Bütün bunları yapabilmek için çok bilgili, çok kültürlü, çok medenî, sahasında çok uzman elemanlara ihtiyaç vardır.Bu uzmanlıklar hukuk, siyaset kültürü, medya gibi sahalardadır. Bir insan iyi bir mühendis, iyi bir doktor da olsa, mahkemede hakkını aramak veya savunmak için vasıflı ve güçlü bir avukata muhtaçtır. Müslümanlar, hak savunma konusunda gerektiği kadar, yeterli şekilde yetişmiş elemanlara sahip değildir.

Başörtüsü konusunda dünyanın hiçbir medenî, ileri, hukukun üstünlüğünü kabul etmiş, insan haklarına saygılı ve bağlı, demokrat ülkesinde Türkiye’deki olduğu kadar baskı yoktur. Bizim için en kötü örnek Fransa’dır ve orada:

Bütün üniversitelerde başörtüsü serbesttir.

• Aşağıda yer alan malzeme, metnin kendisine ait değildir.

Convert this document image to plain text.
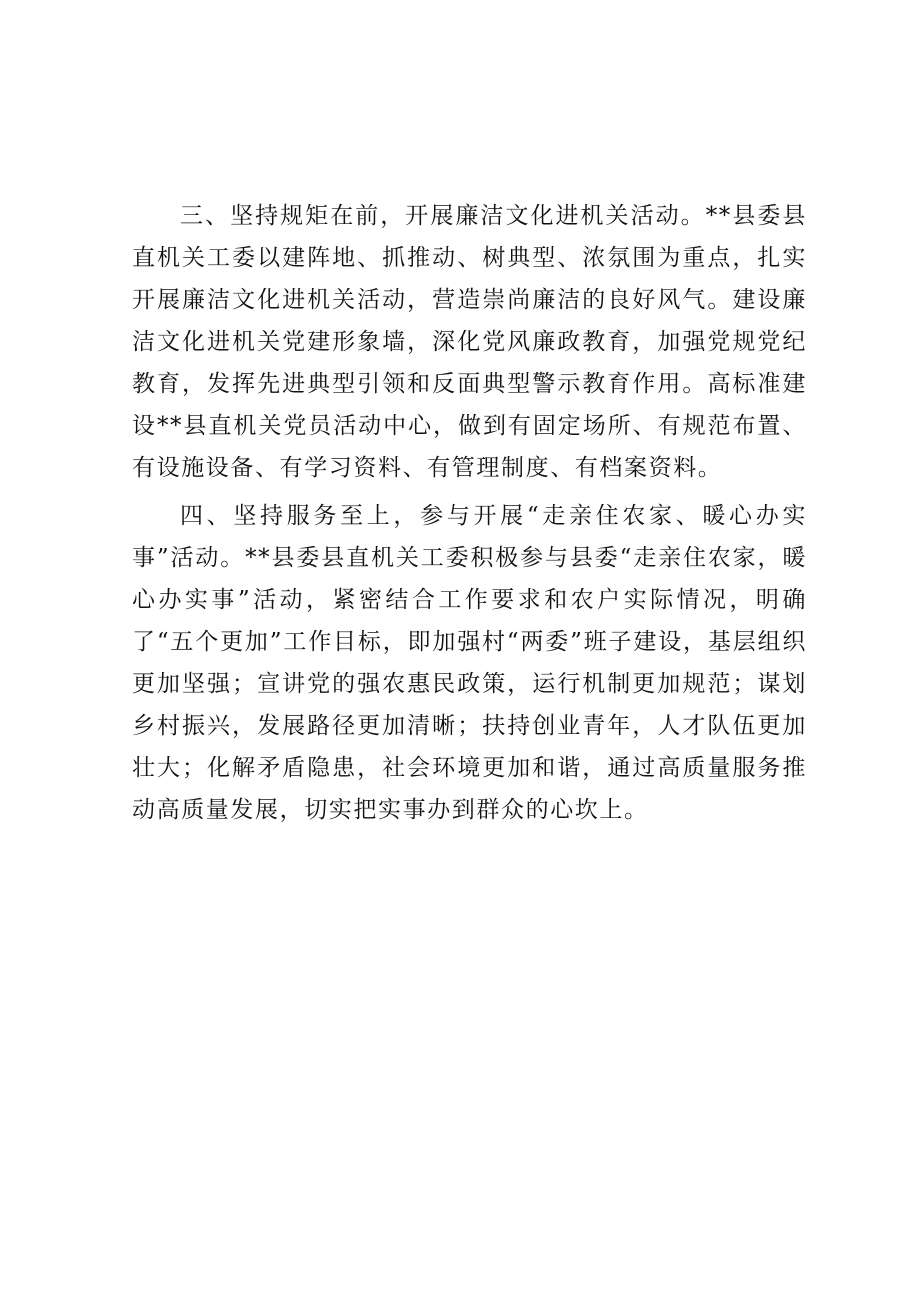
三、坚持规矩在前，开展廉洁文化进机关活动。**县委县直机关工委以建阵地、抓推动、树典型、浓氛围为重点，扎实开展廉洁文化进机关活动，营造崇尚廉洁的良好风气。建设廉洁文化进机关党建形象墙，深化党风廉政教育，加强党规党纪教育，发挥先进典型引领和反面典型警示教育作用。高标准建设**县直机关党员活动中心，做到有固定场所、有规范布置、有设施设备、有学习资料、有管理制度、有档案资料。

四、坚持服务至上，参与开展“走亲住农家、暖心办实事”活动。**县委县直机关工委积极参与县委“走亲住农家，暖心办实事”活动，紧密结合工作要求和农户实际情况，明确了“五个更加”工作目标，即加强村“两委”班子建设，基层组织更加坚强；宣讲党的强农惠民政策，运行机制更加规范；谋划乡村振兴，发展路径更加清晰；扶持创业青年，人才队伍更加壮大；化解矛盾隐患，社会环境更加和谐，通过高质量服务推动高质量发展，切实把实事办到群众的心坎上。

Katolik okullarında başörtüsü serbesttir. Bu okullara Fransa devleti, bütçesinden yardım yapmaktadır.

– Orada Müslümanların özel “İslâm liseleri ve kolejleri” kurma hakkı vardır.

Fransa’daki başörtüsü yasağı sadece ve sadece devlet liselerinde geçerlidir. Hattâ orada, bandana ile okula gelen Müslüman kızlara müsamaha gösterilmesi hususunda bir temâyül vardır. (Bandana saçı örten, fakat gerdanı ve kulakları açık bırakan bir örtünme şeklidir.

Birleşmiş Milletler Teşkilatı, Fransa’nın çıkarttığı başörtüsü yasağını protesto etti ve “Böyle bir yasak Müslüman kızların tahsil haklarının ihlali ve engellenmesidir” dedi.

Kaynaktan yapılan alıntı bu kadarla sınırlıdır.